A rare, short-lived population of immune cells in the bloodstream may serve as 'periscopes' to monitor immune status via lymph nodes deep inside the body, according to researchers in the Perelman School of Medicine at the University of Pennsylvania. Their findings are published this month in the Journal of Clinical Investigation (JCI).
"This finding paves the way for using blood samples to provide a snapshot of whole-body immunity," said the study's co-first author Laura Vella. MD, PhD, a physician-scientist who performed this work in the lab of senior author E. John Wherry, PhD, chair of the department of Systems Pharmacology and Translational Therapeutics. Vella is also a pediatric infectious diseases physician at Children's Hospital of Philadelphia (CHOP).
Researchers say this work could help better define and monitor the condition of the immune system in vulnerable groups, such as infants and small children, the elderly, patients taking immune-suppression drugs, and those with autoimmune-based disorders like inflammatory bowel disease (IBD).
It's as if we're trying to find the toxins draining from a single pipe into the Great Lakes - how do we find and characterize what is originating from that one spot in the water of an entire glacial lake? The cells we're looking for in the bloodstream are 0.1 percent of all cell types circulating in the blood. But our 'periscope' allows us see what that rare cell type can tell us about immune system events that have happened in a distant part of the body."
Senior author E. John Wherry, PhD, chair of the department of Systems Pharmacology and Translational Therapeutics, Perelman School of Medicine at the University of Pennsylvania
The elusive cell population described in this study are T follicular helper cells (Tfh). These are a subset of immune T cells required for B cells in the germinal centers (GC) of lymph nodes to make antibodies that fight germs and other outside invaders. Some Tfh cells in lymph nodes uniquely express the surface receptor protein CXCR5 and the inhibitory molecule PD-1. Blood does contain some Tfh cells with theses markers; however, scientists have long debated whether Tfh cells exit lymph nodes and circulate in the blood with traces of their original markers.

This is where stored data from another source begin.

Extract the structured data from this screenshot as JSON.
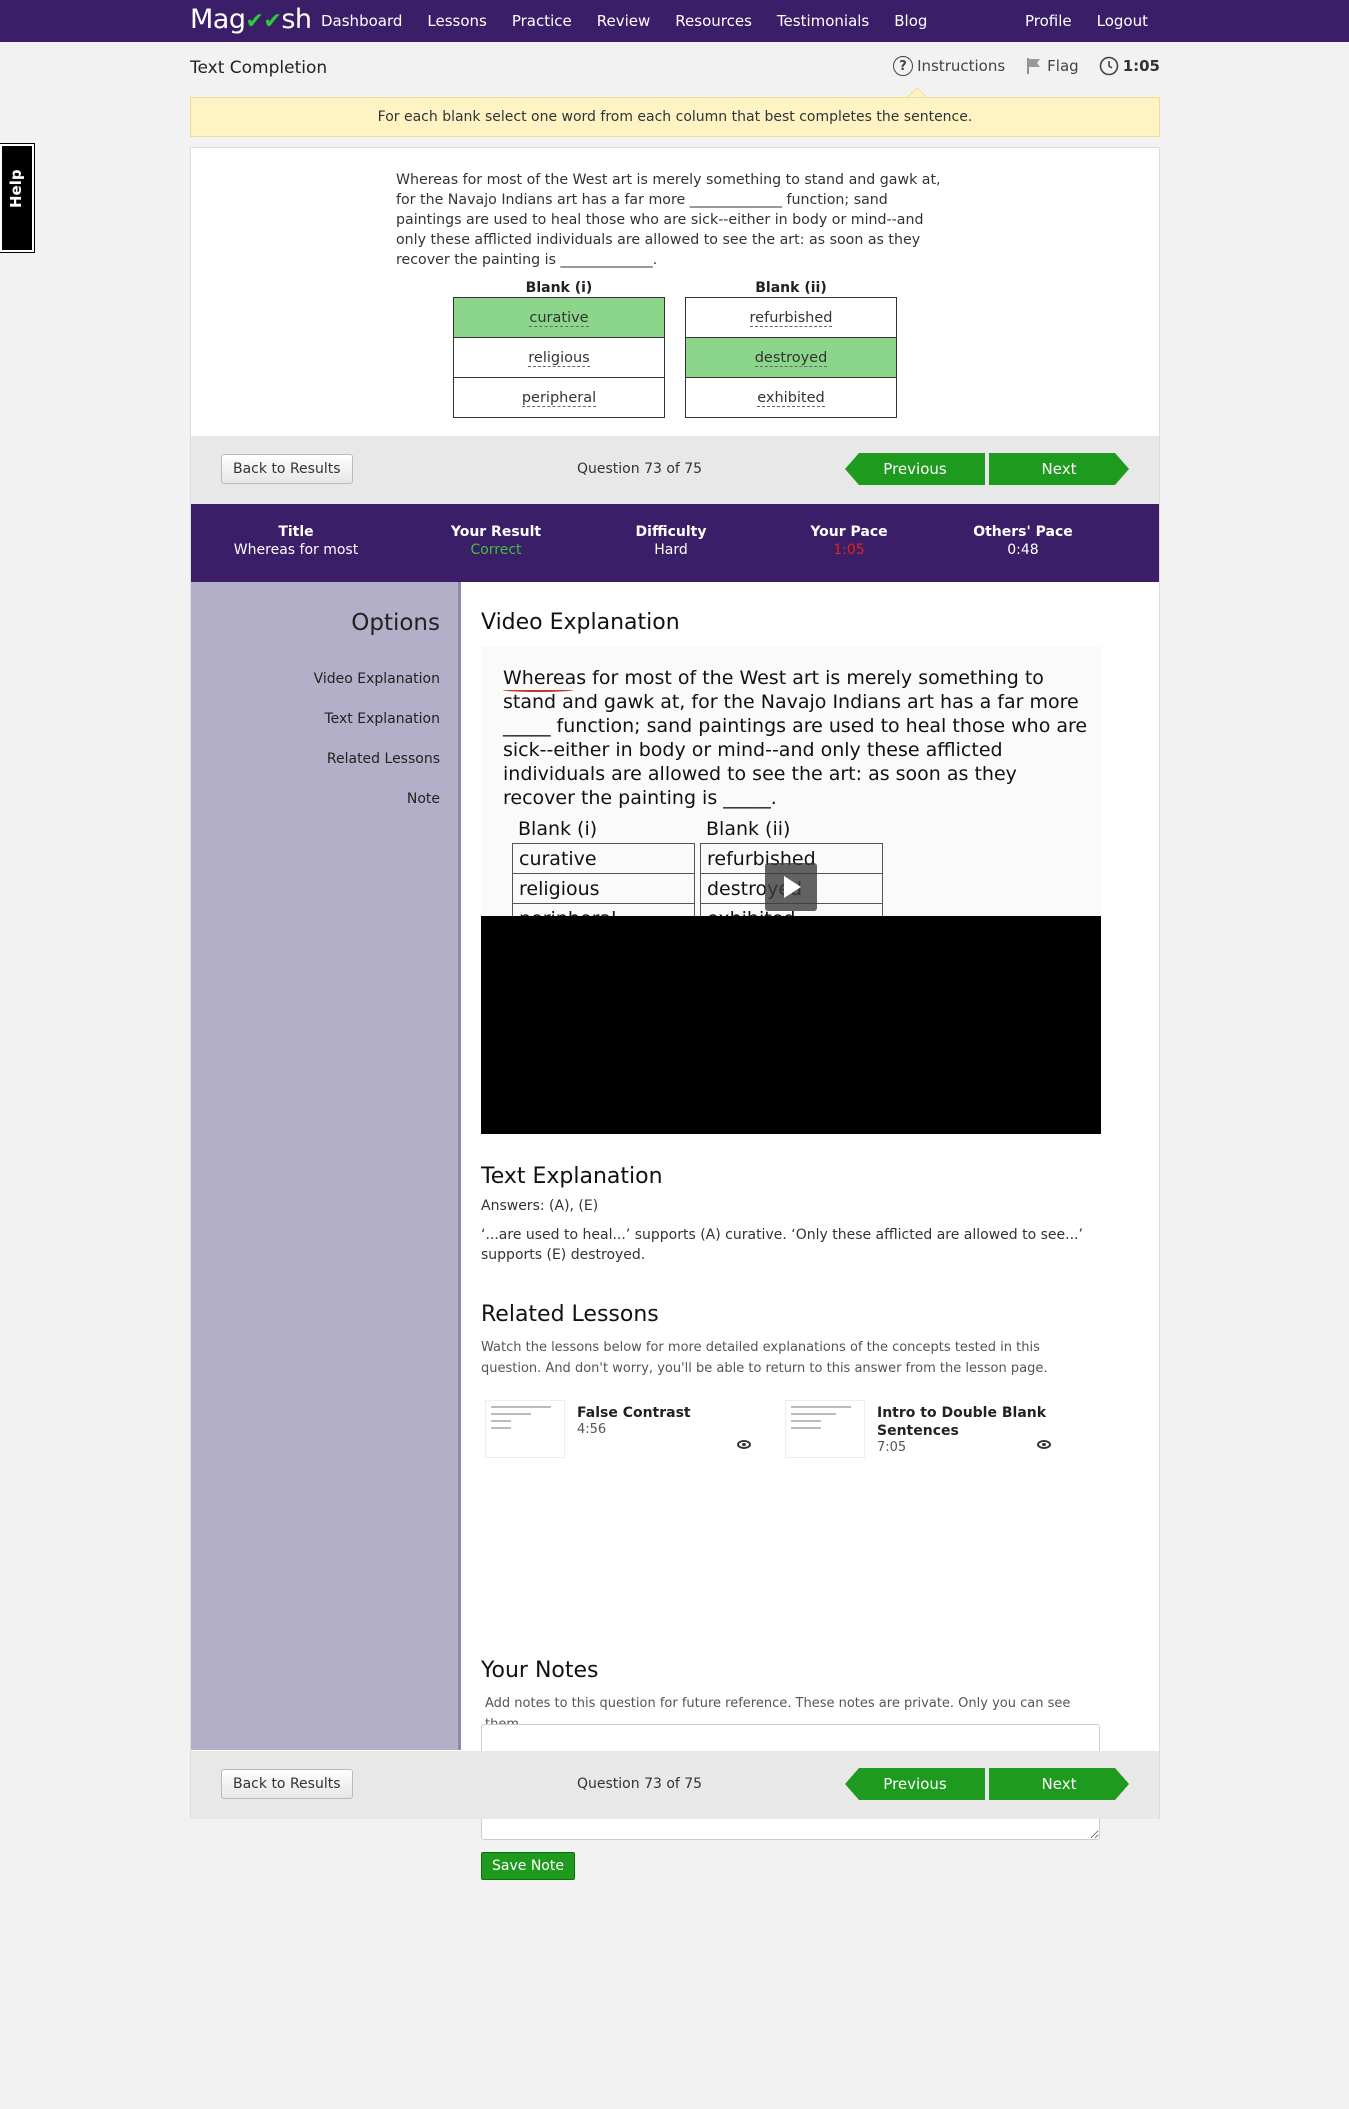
{
  "brand": {
    "logo_text_1": "Mag",
    "logo_check": "✔✔",
    "logo_text_2": "sh"
  },
  "nav": {
    "links": [
      "Dashboard",
      "Lessons",
      "Practice",
      "Review",
      "Resources",
      "Testimonials",
      "Blog"
    ],
    "right": [
      "Profile",
      "Logout"
    ]
  },
  "help_tab": "Help",
  "header": {
    "title": "Text Completion",
    "instructions_label": "Instructions",
    "flag_label": "Flag",
    "timer": "1:05",
    "instruction_text": "For each blank select one word from each column that best completes the sentence."
  },
  "question": {
    "text": "Whereas for most of the West art is merely something to stand and gawk at, for the Navajo Indians art has a far more _____________ function; sand paintings are used to heal those who are sick--either in body or mind--and only these afflicted individuals are allowed to see the art: as soon as they recover the painting is _____________.",
    "blank1": {
      "header": "Blank (i)",
      "options": [
        "curative",
        "religious",
        "peripheral"
      ],
      "selected": 0
    },
    "blank2": {
      "header": "Blank (ii)",
      "options": [
        "refurbished",
        "destroyed",
        "exhibited"
      ],
      "selected": 1
    }
  },
  "navigation": {
    "back_label": "Back to Results",
    "counter": "Question 73 of 75",
    "previous_label": "Previous",
    "next_label": "Next"
  },
  "stats": {
    "title_label": "Title",
    "title_value": "Whereas for most",
    "result_label": "Your Result",
    "result_value": "Correct",
    "difficulty_label": "Difficulty",
    "difficulty_value": "Hard",
    "pace_label": "Your Pace",
    "pace_value": "1:05",
    "others_label": "Others' Pace",
    "others_value": "0:48"
  },
  "options": {
    "title": "Options",
    "items": [
      "Video Explanation",
      "Text Explanation",
      "Related Lessons",
      "Note"
    ]
  },
  "video": {
    "heading": "Video Explanation",
    "frame_text": "Whereas for most of the West art is merely something to stand and gawk at, for the Navajo Indians art has a far more _____ function; sand paintings are used to heal those who are sick--either in body or mind--and only these afflicted individuals are allowed to see the art: as soon as they recover the painting is _____.",
    "blank1": "Blank (i)",
    "blank2": "Blank (ii)",
    "col1": [
      "curative",
      "religious",
      "peripheral"
    ],
    "col2": [
      "refurbished",
      "destroyed",
      "exhibited"
    ]
  },
  "text_explanation": {
    "heading": "Text Explanation",
    "answers": "Answers: (A), (E)",
    "body": "‘...are used to heal...’ supports (A) curative. ‘Only these afflicted are allowed to see...’ supports (E) destroyed."
  },
  "related": {
    "heading": "Related Lessons",
    "intro": "Watch the lessons below for more detailed explanations of the concepts tested in this question. And don't worry, you'll be able to return to this answer from the lesson page.",
    "lessons": [
      {
        "name": "False Contrast",
        "duration": "4:56"
      },
      {
        "name": "Intro to Double Blank Sentences",
        "duration": "7:05"
      }
    ]
  },
  "notes": {
    "heading": "Your Notes",
    "intro": "Add notes to this question for future reference. These notes are private. Only you can see them.",
    "save_label": "Save Note"
  }
}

To answer this question, the team assessed the cell surface markers of Tfhs collected from human thoracic ducts--the main, yet difficult to access, "drainpipe" carrying fluid from the lymph system to the blood stream.
To learn how characteristics of Tfh in blood connect to the lymph system, the team compared Tfhs from lymph node GCs to Tfh cells in lymph fluid and to those in the blood. The team consistently identified "CXCR5-bright PD-1-bright" Tfh cells in lymph fluid at the duct. These doubly labeled Tfhs shared many epigenetic features and expressed similar proteins with Tfh cells in the GC. This means that the Tfhs sampled in the lymphatic duct are cellular intermediates connecting the biology of Tfhs in lymph tissue to Tfhs in blood, ultimately putting to rest the doubt that Tfhs in the blood reflect what happened in the lymph in the immediate past.
The team sees their new-found ability to match more easily obtained samples in the blood with earlier immune events deep in the node as being clinically useful for a variety of applications. From assessing when patients are ready to receive vaccines after bone marrow transplants to measuring how first-line immune treatments for people with IBD or certain types of cancers affect the broader immune system, use of their new "periscope" approach opens the door for more personalized treatment plans.